Moore also specifically mentioned “non-traditional sources” supporting the CCA program that had emerged through the Small Business Innovation Research (SBIR) program. SBIR is a U.S. government contracting mechanism that focuses on smaller deals with smaller companies to help foster technical innovation. The initial work on the Fury drone was through SBIR contracts.

All of this being said, the Air Force has made clear that it is not moving ahead with CCA as fast as it wants. The service has blamed this primarily on broader budgetary disputes between President Joe Biden’s administration and Congress that are currently impacting the U.S. government as a whole. Secretary of the Air Force Frank Kendall has been particularly outspoken over the years about the problems that short-term spending packages, commonly called continuing resolutions (CR), rather than full annual budgets, impose on the U.S. military broadly.

“We’re going to be limited in terms of forward progress based on the CR,” Kristyn E. Jones, the senior official currently performing the duties of the Under Secretary of the Air Force, also said at yesterday’s CSIS event, speaking alongside Lt. Gen. Moore. “CCA, as I mentioned – you know, we’ve made some progress being able to award contracts to some of the initial designers, but we can’t ramp that.”

The Air Force has said in the past that it wants to acquire at least 1,000 CCAs, and likely many more, and that it wants to begin major production of the drones within the next five years. At present, the expected cost of a single CCA is estimated to be around one quarter to one third of the unit price of an F-35 stealth fighter. This would put the price point for one of these future drones at between roughly $20.5 million and $27.5 million, based on public data about current F-35 unit prices.

A Kratos XQ-58 Valkyrie drone, at bottom left, flies together with an F-35A Joint Strike Fighter, at center, and an F-22 Raptor stealth fighter, at top right. Air Force XQ-58s have been supporting advanced autonomy work and other projects since the type’s first flight in 2019. The stealthy Valkyrie is often held out as a practical example of an attritable design. USAF

The 1,000 CCA figured is based around a notional concept of operations involving a pair of the drones operating together with each of 200 NGAD combat jets and 300 F-35As. The Air Force has also previously said that a single crewed aircraft could oversee more CCAs in the future.

In addition, despite Moore’s comments about the Air Force trying not to set firm requirements for the future CCAs, the service is clearly working to define several key parameters. From what has been disclosed so far, the CCA effort looks to be leaning toward designs with less range and higher performance than had previously been envisioned, and that will be at the high end of the expected unit cost range as a result.
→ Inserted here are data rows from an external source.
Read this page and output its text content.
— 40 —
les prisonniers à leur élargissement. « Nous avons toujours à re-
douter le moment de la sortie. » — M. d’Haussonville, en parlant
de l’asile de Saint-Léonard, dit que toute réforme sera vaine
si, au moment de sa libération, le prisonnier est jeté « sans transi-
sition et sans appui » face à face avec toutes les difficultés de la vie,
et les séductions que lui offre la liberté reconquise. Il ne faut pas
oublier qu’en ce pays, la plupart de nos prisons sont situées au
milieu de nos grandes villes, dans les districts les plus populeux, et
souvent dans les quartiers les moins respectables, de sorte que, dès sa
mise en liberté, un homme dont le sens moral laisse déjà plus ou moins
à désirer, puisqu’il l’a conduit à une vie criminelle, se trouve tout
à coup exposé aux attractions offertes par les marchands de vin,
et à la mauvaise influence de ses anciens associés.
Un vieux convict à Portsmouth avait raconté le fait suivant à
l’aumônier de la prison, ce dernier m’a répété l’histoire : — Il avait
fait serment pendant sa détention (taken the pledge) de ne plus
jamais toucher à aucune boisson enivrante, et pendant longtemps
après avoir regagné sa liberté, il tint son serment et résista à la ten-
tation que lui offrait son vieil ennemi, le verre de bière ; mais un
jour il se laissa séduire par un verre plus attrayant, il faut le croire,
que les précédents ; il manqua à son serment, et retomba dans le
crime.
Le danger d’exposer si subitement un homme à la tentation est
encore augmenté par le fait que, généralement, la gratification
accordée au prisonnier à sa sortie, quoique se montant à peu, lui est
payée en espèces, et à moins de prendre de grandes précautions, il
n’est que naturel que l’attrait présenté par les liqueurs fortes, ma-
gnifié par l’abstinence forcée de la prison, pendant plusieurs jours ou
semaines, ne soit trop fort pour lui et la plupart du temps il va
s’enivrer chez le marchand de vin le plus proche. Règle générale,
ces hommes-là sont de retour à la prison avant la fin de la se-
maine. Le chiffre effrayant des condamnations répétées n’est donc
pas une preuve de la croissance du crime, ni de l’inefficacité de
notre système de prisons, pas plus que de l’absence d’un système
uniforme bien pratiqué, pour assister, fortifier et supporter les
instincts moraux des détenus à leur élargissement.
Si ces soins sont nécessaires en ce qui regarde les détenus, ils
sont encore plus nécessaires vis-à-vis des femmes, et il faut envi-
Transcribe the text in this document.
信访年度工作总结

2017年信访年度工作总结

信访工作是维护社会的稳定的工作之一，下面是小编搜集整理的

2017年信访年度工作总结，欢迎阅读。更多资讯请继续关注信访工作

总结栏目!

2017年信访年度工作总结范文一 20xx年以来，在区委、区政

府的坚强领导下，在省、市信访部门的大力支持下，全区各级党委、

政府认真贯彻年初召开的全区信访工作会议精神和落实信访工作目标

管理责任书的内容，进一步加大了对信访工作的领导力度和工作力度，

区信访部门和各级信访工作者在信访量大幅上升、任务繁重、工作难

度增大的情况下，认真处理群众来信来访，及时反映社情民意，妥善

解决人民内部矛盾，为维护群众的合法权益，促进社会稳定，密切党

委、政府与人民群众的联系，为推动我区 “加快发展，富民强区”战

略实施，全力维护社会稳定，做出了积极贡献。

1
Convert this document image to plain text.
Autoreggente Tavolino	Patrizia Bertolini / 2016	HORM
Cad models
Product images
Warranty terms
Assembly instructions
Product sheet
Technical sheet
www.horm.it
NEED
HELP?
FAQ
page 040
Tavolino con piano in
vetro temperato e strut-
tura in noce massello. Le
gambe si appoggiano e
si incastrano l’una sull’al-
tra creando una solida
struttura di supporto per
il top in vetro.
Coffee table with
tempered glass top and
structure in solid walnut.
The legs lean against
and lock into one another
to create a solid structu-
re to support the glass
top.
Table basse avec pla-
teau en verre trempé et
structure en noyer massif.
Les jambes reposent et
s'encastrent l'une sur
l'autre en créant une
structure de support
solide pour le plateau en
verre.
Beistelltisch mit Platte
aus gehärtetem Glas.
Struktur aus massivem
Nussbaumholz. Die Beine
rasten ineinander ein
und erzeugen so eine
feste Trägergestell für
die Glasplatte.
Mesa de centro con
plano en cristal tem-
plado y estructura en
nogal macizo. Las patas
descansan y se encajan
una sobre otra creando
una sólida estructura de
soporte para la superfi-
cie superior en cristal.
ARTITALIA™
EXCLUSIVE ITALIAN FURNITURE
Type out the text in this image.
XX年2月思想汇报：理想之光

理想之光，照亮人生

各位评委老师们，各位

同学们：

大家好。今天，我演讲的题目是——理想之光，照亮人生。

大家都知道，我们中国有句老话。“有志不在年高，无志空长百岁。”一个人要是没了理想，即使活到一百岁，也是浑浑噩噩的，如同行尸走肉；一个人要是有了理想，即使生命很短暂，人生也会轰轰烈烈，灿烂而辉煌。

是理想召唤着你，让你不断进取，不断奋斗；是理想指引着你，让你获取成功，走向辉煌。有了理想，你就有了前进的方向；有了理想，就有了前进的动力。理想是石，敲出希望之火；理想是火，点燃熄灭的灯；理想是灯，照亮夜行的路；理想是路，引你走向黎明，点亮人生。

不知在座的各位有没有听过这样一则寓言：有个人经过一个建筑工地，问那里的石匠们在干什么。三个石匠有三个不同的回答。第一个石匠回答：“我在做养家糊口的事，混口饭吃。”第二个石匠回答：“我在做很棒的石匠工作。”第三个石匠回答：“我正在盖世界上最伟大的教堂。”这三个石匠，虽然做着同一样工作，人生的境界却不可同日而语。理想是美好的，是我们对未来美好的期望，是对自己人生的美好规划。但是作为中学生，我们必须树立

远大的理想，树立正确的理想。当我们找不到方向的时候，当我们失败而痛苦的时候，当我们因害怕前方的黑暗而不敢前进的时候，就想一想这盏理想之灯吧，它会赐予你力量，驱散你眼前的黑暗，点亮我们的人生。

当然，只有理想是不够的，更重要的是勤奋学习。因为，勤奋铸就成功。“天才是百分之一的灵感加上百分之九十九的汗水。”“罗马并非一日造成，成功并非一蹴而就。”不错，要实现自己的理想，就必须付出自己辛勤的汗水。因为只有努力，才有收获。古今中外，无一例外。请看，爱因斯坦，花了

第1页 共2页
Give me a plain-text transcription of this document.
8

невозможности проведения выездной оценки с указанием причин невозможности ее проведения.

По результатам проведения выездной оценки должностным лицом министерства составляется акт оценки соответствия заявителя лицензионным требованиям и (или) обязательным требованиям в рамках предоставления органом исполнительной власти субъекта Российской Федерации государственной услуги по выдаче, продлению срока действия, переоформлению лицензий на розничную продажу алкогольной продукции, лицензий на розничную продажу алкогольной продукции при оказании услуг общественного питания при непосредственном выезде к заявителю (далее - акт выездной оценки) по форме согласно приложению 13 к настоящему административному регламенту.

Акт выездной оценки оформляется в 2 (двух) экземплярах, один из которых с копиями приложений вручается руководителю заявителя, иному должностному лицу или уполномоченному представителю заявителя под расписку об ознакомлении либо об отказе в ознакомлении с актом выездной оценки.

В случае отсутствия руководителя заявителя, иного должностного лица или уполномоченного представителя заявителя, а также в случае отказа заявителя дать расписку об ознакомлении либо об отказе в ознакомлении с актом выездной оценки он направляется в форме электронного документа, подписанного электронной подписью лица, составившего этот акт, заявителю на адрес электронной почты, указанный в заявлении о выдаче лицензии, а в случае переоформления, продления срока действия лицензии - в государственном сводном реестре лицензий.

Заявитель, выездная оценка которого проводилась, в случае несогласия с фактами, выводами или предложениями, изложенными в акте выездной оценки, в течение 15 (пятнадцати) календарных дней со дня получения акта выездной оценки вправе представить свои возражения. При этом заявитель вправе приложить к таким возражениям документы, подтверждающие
This, in turn, has already prompted Congress to voice concerns about the direction of the program.

The Air Force has made clear that the CCA program, however it might continue to evolve, is central to its future operational vision. The service sees the drones as especially critical for providing advanced capabilities in high volumes at a relatively low cost, a concept it currently refers to as “affordable mass.” This kind of capacity is seen as particularly essential for success in any future high-end conflict, such as one against China in the Pacific.

In the meantime, much about the overall CCA program still seems to be in flux. The Air Force does now seem be working to coalesce the effort around a core group of contractors, including Anduril.